8 – Notificadas as partes do teor do Despacho do TJUE, nada disseram.

Cumpre apreciar e decidir


II – Fundamentação


II.1. De facto
A sentença recorrida deu como provados os seguintes factos:

1. Mediante despacho de 13.07.2018, proferido pelo Vice-Presidente da CCDR Algarve, foi emitida decisão desfavorável da CCDR Algarve, enquanto Autoridade de Avaliação de Impacte Ambiental, sobre o pedido de reconhecimento da conformidade ambiental do projecto de execução (RECAPE) das Infra-estruturas Gerais da Unidade de Execução 1 do Plano de Pormenor da Praia Grande, Silves, com a Declaração de Impacte Ambiental (DIA), no âmbito do processo n.º 21.01.00001.2013, com fundamento no parecer desfavorável do ICNF - Instituto da Conservação da Natureza e das Florestas, I.P., cujo teor abaixo reproduz-se (cfr. docº. 1 junto com a p.i., e procº. instrutor):”

[IMAGEM]

2. - Em 07/02/2013, a Autora submeteu o Projeto a avaliação de impacte ambiental, em fase de estudo prévio – cf. Estudo de Impacte Ambiental («EIA»), revisto em maio de 2013, e em outubro de 2013, foi emitida DIA – Declaração de Impacte Ambiental, favorável, condicionada ao projecto das infra-estruturas gerais dessa unidade de execução, apresentado pela Autora em fase de estudo prévio, cujo teor aqui se dá por reproduzido (cfr. docº.2 e 4 juntos com a p.i., e procº. instrutor).
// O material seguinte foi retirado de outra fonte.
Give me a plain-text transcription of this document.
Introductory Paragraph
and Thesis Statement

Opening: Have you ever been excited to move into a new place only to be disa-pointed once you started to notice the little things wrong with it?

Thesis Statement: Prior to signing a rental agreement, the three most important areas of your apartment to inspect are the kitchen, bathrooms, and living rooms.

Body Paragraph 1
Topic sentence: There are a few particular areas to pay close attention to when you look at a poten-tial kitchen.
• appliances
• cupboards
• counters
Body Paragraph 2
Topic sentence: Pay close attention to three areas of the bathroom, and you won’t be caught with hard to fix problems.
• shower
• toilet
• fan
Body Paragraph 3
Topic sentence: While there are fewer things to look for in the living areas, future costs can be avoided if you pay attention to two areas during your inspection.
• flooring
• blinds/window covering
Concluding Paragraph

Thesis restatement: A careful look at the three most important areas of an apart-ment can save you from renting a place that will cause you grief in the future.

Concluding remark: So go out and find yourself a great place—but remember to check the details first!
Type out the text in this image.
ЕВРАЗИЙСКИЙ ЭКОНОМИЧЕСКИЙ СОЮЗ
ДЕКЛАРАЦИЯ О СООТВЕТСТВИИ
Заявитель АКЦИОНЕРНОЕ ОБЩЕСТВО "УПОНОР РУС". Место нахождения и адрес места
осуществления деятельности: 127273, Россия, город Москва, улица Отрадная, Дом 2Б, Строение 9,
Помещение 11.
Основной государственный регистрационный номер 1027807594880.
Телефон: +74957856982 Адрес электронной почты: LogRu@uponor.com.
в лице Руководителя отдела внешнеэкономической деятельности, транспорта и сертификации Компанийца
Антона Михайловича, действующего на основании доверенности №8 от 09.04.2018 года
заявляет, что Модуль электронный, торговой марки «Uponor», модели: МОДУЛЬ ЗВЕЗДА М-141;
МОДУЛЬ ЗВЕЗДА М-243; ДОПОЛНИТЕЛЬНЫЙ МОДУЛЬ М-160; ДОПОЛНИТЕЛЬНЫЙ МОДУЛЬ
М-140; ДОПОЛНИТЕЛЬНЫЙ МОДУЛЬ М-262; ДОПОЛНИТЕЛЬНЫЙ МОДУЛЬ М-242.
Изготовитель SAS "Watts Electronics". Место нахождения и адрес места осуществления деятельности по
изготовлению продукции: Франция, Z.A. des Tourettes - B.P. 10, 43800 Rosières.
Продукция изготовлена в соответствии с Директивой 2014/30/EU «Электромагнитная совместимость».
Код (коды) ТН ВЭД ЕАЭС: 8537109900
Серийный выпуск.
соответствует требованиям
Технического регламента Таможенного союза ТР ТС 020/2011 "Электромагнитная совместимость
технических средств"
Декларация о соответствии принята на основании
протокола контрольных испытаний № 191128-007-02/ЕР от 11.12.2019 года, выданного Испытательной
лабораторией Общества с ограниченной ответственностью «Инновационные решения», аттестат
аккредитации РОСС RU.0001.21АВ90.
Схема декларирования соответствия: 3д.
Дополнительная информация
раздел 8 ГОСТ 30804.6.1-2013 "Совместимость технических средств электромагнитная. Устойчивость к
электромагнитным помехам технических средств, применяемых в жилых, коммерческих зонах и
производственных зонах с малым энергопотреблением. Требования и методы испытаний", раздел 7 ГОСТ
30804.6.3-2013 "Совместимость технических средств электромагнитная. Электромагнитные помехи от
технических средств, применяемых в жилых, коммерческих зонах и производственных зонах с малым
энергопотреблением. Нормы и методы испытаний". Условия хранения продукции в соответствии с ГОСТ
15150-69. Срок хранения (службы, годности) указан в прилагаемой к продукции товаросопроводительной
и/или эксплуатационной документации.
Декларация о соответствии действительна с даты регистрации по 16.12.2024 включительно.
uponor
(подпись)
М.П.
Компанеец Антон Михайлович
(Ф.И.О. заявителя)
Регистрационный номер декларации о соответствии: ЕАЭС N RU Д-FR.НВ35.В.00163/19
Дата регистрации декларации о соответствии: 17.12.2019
3. - Na apreciação técnica do EIA, o ICNF sublinhou que: “(…) A UE1 do PP da Praia Grande não se localiza em qualquer área sensível. Também não existem na sua envolvente quaisquer áreas sensíveis que, possam, de algum modo, ser indirectamente afectadas pelo projecto (cfr. docº. 3 junto com a p.i., e procº. instrutor).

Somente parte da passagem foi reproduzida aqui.